“GRACE gives you variations in the total water stored on and in the land,” confirms Rodell. “But in order to figure out whether those changes are happening in the ground water, soil moisture, snow, or surface water, we need auxiliary information. We use physics equations and computer models to figure out what happens to the water after it hits the land as rain or snow.”
In some parts of the world, particularly the tropics, most of the water is stored on the surface in lakes, rivers, and wetlands. In cold regions, water mostly accumulates as snow and ice. In the temperate middle latitudes (including most of the United States), soils and aquifers are the major stores of water.
In the top layer of the soil, the spaces between the soil grains are filled with air and water, explains Famiglietti. Gravity pulls the water down into the Earth, so as you go progressively deeper in the soil, the pore spaces become more and more full. When water fills every pore, the soil is saturated.

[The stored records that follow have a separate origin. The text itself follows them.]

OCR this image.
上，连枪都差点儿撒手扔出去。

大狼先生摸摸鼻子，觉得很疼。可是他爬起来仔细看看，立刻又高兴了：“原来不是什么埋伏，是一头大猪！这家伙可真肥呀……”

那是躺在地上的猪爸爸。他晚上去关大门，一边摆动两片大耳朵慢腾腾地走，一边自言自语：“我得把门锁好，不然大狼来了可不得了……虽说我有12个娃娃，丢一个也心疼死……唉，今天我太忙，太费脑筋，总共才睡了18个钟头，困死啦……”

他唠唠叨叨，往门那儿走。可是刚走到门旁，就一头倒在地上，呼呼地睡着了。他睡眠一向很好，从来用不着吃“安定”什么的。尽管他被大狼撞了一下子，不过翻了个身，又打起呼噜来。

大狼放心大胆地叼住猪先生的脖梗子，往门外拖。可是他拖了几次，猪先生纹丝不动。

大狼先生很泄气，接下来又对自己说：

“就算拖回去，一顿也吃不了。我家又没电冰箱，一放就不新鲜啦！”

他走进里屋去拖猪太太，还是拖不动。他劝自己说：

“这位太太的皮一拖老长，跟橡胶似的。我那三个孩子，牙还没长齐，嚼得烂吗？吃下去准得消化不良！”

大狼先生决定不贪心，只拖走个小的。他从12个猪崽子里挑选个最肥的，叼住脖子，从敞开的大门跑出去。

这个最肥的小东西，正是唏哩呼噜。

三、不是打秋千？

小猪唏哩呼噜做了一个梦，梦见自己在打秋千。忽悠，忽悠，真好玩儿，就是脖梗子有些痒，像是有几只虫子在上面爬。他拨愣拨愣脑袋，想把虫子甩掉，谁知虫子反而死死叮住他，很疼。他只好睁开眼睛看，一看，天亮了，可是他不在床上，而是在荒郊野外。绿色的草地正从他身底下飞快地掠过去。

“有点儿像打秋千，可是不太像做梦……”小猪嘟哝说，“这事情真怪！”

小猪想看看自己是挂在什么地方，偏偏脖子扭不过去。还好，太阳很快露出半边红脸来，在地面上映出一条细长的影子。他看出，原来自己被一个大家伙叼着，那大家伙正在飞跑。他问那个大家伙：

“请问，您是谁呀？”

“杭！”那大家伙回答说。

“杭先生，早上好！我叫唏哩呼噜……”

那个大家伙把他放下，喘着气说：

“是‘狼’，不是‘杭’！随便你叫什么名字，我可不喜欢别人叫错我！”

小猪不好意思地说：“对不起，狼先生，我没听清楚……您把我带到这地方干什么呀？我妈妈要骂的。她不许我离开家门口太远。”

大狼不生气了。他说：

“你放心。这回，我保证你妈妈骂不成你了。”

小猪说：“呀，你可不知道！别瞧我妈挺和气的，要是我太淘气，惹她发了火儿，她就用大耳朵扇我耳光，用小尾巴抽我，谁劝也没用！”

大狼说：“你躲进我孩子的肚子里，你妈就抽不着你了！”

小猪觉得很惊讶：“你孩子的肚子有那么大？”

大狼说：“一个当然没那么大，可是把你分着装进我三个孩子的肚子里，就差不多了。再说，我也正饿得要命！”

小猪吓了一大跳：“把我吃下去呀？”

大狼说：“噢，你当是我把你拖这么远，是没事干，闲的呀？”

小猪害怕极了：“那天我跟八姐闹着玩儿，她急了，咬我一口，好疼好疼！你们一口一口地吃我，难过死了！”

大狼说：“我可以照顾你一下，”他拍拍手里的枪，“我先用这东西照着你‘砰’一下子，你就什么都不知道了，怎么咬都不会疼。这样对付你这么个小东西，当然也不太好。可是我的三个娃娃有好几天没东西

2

This saturation point is the top of the “water table,” where groundwater is stored. The distinction between soil moisture (the unsaturated zone) and groundwater (the saturated zone) is important because groundwater flows easily enough for people to tap with wells and pumps. It is much harder to get water from unsaturated soil.
One way Rodell distinguishes between snow, surface water, soil moisture, and groundwater is a process of elimination. He also assembles data on how much rain or snow has fallen at each location, the soil type, amount of sunlight, wind speed, and other meteorological variables, and combines them within a land surface model. This computer model uses hundreds of equations to determine the fate of energy from the Sun and of water after that energy hits the land surface. The results include maps of groundwater, soil moisture, and evaporation, and how they all vary over time.